Women and a child queue to receive humanitarian aid packages at the Kurdish-run al-Hol camp, which holds relatives of suspected Islamic State (IS) group fighters, in Syria's northeastern Hasakeh governorate on August 18, 2021. (Photo by Delil SOULEIMAN / AFP) (Photo by DELIL SOULEIMAN/AFP via Getty Images)

Documents from the Swedish state department reveal that Kurdish authorities wanted Sweden to take back Islamic State women from prison camps as they deemed them too dangerous to remain in Syria.

On September 5th, three Islamic State women and their children were secretly repatriated from Syria to Sweden, two of them were immediately arrested upon arrival on suspicion of participating in war crimes.

The released documents reveal that Kurdish authorities and the Swedish government worked intensively together in the early months of this year to repatriate the three women and their children and show some of the concerns of Kurdish authorities regarding them, newspaper Aftonbladet reports.

“The authorities have strong reasons to regard these women as active threats to security, law, and order,” the Swedish document states and notes that the women, along with their children, are banned from ever returning to northeastern Syria for the rest of their lives.

Correspondence between Swedish ambassador Fredrik Florén and Abdul Karim Omar, representative of the administration ruling northern Syria, revealed that the Kurds had attempted to gather evidence of the women’s crimes but had not had enough to bring them to court.

Interior Minister Mikael Damberg later spoke about the case against the Islamic State women after they had arrived in Sweden and confirmed that Kurdish authorities had made attempts to gather evidence against them.

“If there are reasons to suspect a crime, a preliminary investigation will be opened.
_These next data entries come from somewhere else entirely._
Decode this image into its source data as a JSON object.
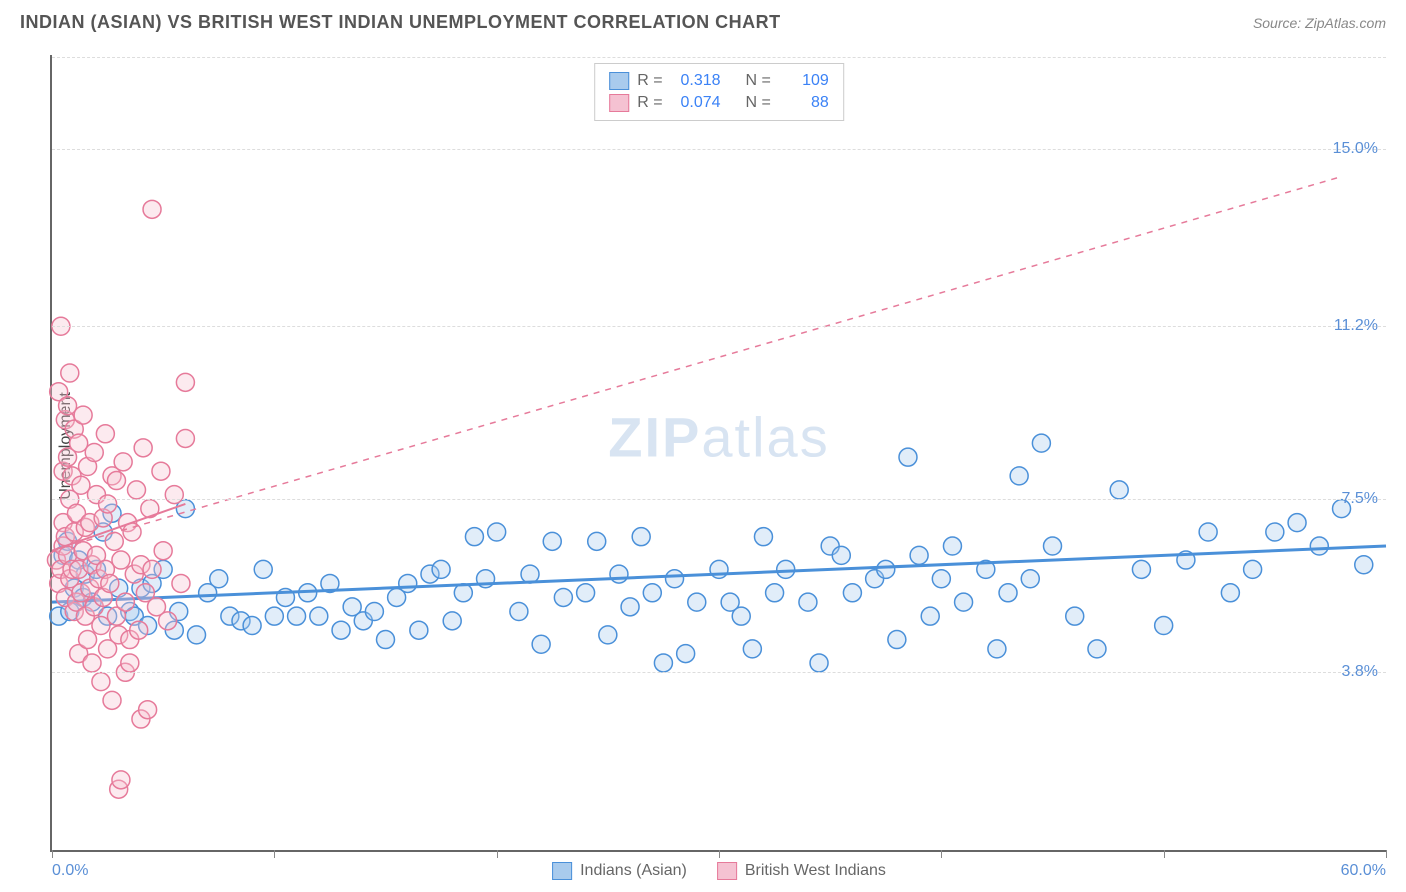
{
  "title": "INDIAN (ASIAN) VS BRITISH WEST INDIAN UNEMPLOYMENT CORRELATION CHART",
  "source": "Source: ZipAtlas.com",
  "y_axis_label": "Unemployment",
  "watermark_bold": "ZIP",
  "watermark_light": "atlas",
  "chart": {
    "type": "scatter",
    "xlim": [
      0,
      60
    ],
    "ylim": [
      0,
      17
    ],
    "x_tick_positions": [
      0,
      10,
      20,
      30,
      40,
      50,
      60
    ],
    "x_min_label": "0.0%",
    "x_max_label": "60.0%",
    "y_gridlines": [
      3.8,
      7.5,
      11.2,
      15.0
    ],
    "y_tick_labels": [
      "3.8%",
      "7.5%",
      "11.2%",
      "15.0%"
    ],
    "background_color": "#ffffff",
    "grid_color": "#dddddd",
    "axis_color": "#666666",
    "tick_label_color": "#5a8fd6",
    "marker_radius": 9,
    "marker_stroke_width": 1.5,
    "marker_fill_opacity": 0.35,
    "series": [
      {
        "name": "Indians (Asian)",
        "stroke": "#4a90d9",
        "fill": "#a9cbed",
        "r": 0.318,
        "n": 109,
        "trend": {
          "x1": 0,
          "y1": 5.3,
          "x2": 60,
          "y2": 6.5,
          "solid": true,
          "width": 3
        },
        "points": [
          [
            0.3,
            5.0
          ],
          [
            0.5,
            6.3
          ],
          [
            0.7,
            6.6
          ],
          [
            0.8,
            5.1
          ],
          [
            1.0,
            5.6
          ],
          [
            1.2,
            6.2
          ],
          [
            1.4,
            5.4
          ],
          [
            1.5,
            5.9
          ],
          [
            1.8,
            5.3
          ],
          [
            2.0,
            6.0
          ],
          [
            2.3,
            6.8
          ],
          [
            2.5,
            5.0
          ],
          [
            2.7,
            7.2
          ],
          [
            3.0,
            5.6
          ],
          [
            3.5,
            5.1
          ],
          [
            3.7,
            5.0
          ],
          [
            4.0,
            5.6
          ],
          [
            4.3,
            4.8
          ],
          [
            4.5,
            5.7
          ],
          [
            5.0,
            6.0
          ],
          [
            5.5,
            4.7
          ],
          [
            5.7,
            5.1
          ],
          [
            6.0,
            7.3
          ],
          [
            6.5,
            4.6
          ],
          [
            7.0,
            5.5
          ],
          [
            7.5,
            5.8
          ],
          [
            8.0,
            5.0
          ],
          [
            8.5,
            4.9
          ],
          [
            9.0,
            4.8
          ],
          [
            9.5,
            6.0
          ],
          [
            10.0,
            5.0
          ],
          [
            10.5,
            5.4
          ],
          [
            11.0,
            5.0
          ],
          [
            11.5,
            5.5
          ],
          [
            12.0,
            5.0
          ],
          [
            12.5,
            5.7
          ],
          [
            13.0,
            4.7
          ],
          [
            13.5,
            5.2
          ],
          [
            14.0,
            4.9
          ],
          [
            14.5,
            5.1
          ],
          [
            15.0,
            4.5
          ],
          [
            15.5,
            5.4
          ],
          [
            16.0,
            5.7
          ],
          [
            16.5,
            4.7
          ],
          [
            17.0,
            5.9
          ],
          [
            17.5,
            6.0
          ],
          [
            18.0,
            4.9
          ],
          [
            18.5,
            5.5
          ],
          [
            19.0,
            6.7
          ],
          [
            19.5,
            5.8
          ],
          [
            20.0,
            6.8
          ],
          [
            21.0,
            5.1
          ],
          [
            21.5,
            5.9
          ],
          [
            22.0,
            4.4
          ],
          [
            22.5,
            6.6
          ],
          [
            23.0,
            5.4
          ],
          [
            24.0,
            5.5
          ],
          [
            24.5,
            6.6
          ],
          [
            25.0,
            4.6
          ],
          [
            25.5,
            5.9
          ],
          [
            26.0,
            5.2
          ],
          [
            26.5,
            6.7
          ],
          [
            27.0,
            5.5
          ],
          [
            27.5,
            4.0
          ],
          [
            28.0,
            5.8
          ],
          [
            28.5,
            4.2
          ],
          [
            29.0,
            5.3
          ],
          [
            30.0,
            6.0
          ],
          [
            30.5,
            5.3
          ],
          [
            31.0,
            5.0
          ],
          [
            31.5,
            4.3
          ],
          [
            32.0,
            6.7
          ],
          [
            32.5,
            5.5
          ],
          [
            33.0,
            6.0
          ],
          [
            34.0,
            5.3
          ],
          [
            34.5,
            4.0
          ],
          [
            35.0,
            6.5
          ],
          [
            35.5,
            6.3
          ],
          [
            36.0,
            5.5
          ],
          [
            37.0,
            5.8
          ],
          [
            37.5,
            6.0
          ],
          [
            38.0,
            4.5
          ],
          [
            38.5,
            8.4
          ],
          [
            39.0,
            6.3
          ],
          [
            39.5,
            5.0
          ],
          [
            40.0,
            5.8
          ],
          [
            40.5,
            6.5
          ],
          [
            41.0,
            5.3
          ],
          [
            42.0,
            6.0
          ],
          [
            42.5,
            4.3
          ],
          [
            43.0,
            5.5
          ],
          [
            43.5,
            8.0
          ],
          [
            44.0,
            5.8
          ],
          [
            44.5,
            8.7
          ],
          [
            45.0,
            6.5
          ],
          [
            46.0,
            5.0
          ],
          [
            47.0,
            4.3
          ],
          [
            48.0,
            7.7
          ],
          [
            49.0,
            6.0
          ],
          [
            50.0,
            4.8
          ],
          [
            51.0,
            6.2
          ],
          [
            52.0,
            6.8
          ],
          [
            53.0,
            5.5
          ],
          [
            54.0,
            6.0
          ],
          [
            55.0,
            6.8
          ],
          [
            56.0,
            7.0
          ],
          [
            57.0,
            6.5
          ],
          [
            58.0,
            7.3
          ],
          [
            59.0,
            6.1
          ]
        ]
      },
      {
        "name": "British West Indians",
        "stroke": "#e67a9a",
        "fill": "#f5c2d2",
        "r": 0.074,
        "n": 88,
        "trend": {
          "x1": 0,
          "y1": 6.4,
          "x2": 6,
          "y2": 7.4,
          "solid": true,
          "width": 2
        },
        "extrapolation": {
          "x1": 0,
          "y1": 6.4,
          "x2": 58,
          "y2": 14.4,
          "solid": false,
          "width": 1.5
        },
        "points": [
          [
            0.2,
            6.2
          ],
          [
            0.3,
            5.7
          ],
          [
            0.3,
            9.8
          ],
          [
            0.4,
            11.2
          ],
          [
            0.4,
            6.0
          ],
          [
            0.5,
            8.1
          ],
          [
            0.5,
            6.5
          ],
          [
            0.5,
            7.0
          ],
          [
            0.6,
            5.4
          ],
          [
            0.6,
            9.2
          ],
          [
            0.6,
            6.7
          ],
          [
            0.7,
            8.4
          ],
          [
            0.7,
            9.5
          ],
          [
            0.7,
            6.3
          ],
          [
            0.8,
            5.8
          ],
          [
            0.8,
            10.2
          ],
          [
            0.8,
            7.5
          ],
          [
            0.9,
            6.0
          ],
          [
            0.9,
            8.0
          ],
          [
            1.0,
            5.1
          ],
          [
            1.0,
            6.8
          ],
          [
            1.0,
            9.0
          ],
          [
            1.1,
            5.3
          ],
          [
            1.1,
            7.2
          ],
          [
            1.2,
            4.2
          ],
          [
            1.2,
            6.0
          ],
          [
            1.2,
            8.7
          ],
          [
            1.3,
            5.5
          ],
          [
            1.3,
            7.8
          ],
          [
            1.4,
            6.4
          ],
          [
            1.4,
            9.3
          ],
          [
            1.5,
            5.0
          ],
          [
            1.5,
            6.9
          ],
          [
            1.6,
            4.5
          ],
          [
            1.6,
            8.2
          ],
          [
            1.7,
            5.6
          ],
          [
            1.7,
            7.0
          ],
          [
            1.8,
            6.1
          ],
          [
            1.8,
            4.0
          ],
          [
            1.9,
            5.2
          ],
          [
            1.9,
            8.5
          ],
          [
            2.0,
            6.3
          ],
          [
            2.0,
            7.6
          ],
          [
            2.1,
            5.8
          ],
          [
            2.2,
            4.8
          ],
          [
            2.2,
            3.6
          ],
          [
            2.3,
            7.1
          ],
          [
            2.3,
            5.4
          ],
          [
            2.4,
            8.9
          ],
          [
            2.4,
            6.0
          ],
          [
            2.5,
            4.3
          ],
          [
            2.5,
            7.4
          ],
          [
            2.6,
            5.7
          ],
          [
            2.7,
            8.0
          ],
          [
            2.7,
            3.2
          ],
          [
            2.8,
            6.6
          ],
          [
            2.9,
            5.0
          ],
          [
            2.9,
            7.9
          ],
          [
            3.0,
            4.6
          ],
          [
            3.0,
            1.3
          ],
          [
            3.1,
            6.2
          ],
          [
            3.1,
            1.5
          ],
          [
            3.2,
            8.3
          ],
          [
            3.3,
            5.3
          ],
          [
            3.3,
            3.8
          ],
          [
            3.4,
            7.0
          ],
          [
            3.5,
            4.0
          ],
          [
            3.5,
            4.5
          ],
          [
            3.6,
            6.8
          ],
          [
            3.7,
            5.9
          ],
          [
            3.8,
            7.7
          ],
          [
            3.9,
            4.7
          ],
          [
            4.0,
            6.1
          ],
          [
            4.0,
            2.8
          ],
          [
            4.1,
            8.6
          ],
          [
            4.2,
            5.5
          ],
          [
            4.3,
            3.0
          ],
          [
            4.4,
            7.3
          ],
          [
            4.5,
            6.0
          ],
          [
            4.5,
            13.7
          ],
          [
            4.7,
            5.2
          ],
          [
            4.9,
            8.1
          ],
          [
            5.0,
            6.4
          ],
          [
            5.2,
            4.9
          ],
          [
            5.5,
            7.6
          ],
          [
            5.8,
            5.7
          ],
          [
            6.0,
            10.0
          ],
          [
            6.0,
            8.8
          ]
        ]
      }
    ]
  },
  "stats_box": {
    "r_label": "R =",
    "n_label": "N ="
  }
}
It is important to say that although the Kurdish authorities have not found enough evidence to initiate legal proceedings against them, there is no statute of limitations for many of these serious crimes for which they can be suspected,” Mr Damberg said.

Prosecutions against returning Islamic State members have been difficult for Swedish authorities, with terrorism expert Magnus Ranstorp stating in 2019 that Islamic State women should not be allowed back into Sweden at all due to the lack of laws to prosecute them.

In March, it was revealed that no one had been charged under Sweden’s anti-terrorism law, which allows for the prosecution of people for being members of a terrorist group, despite being in place for a year.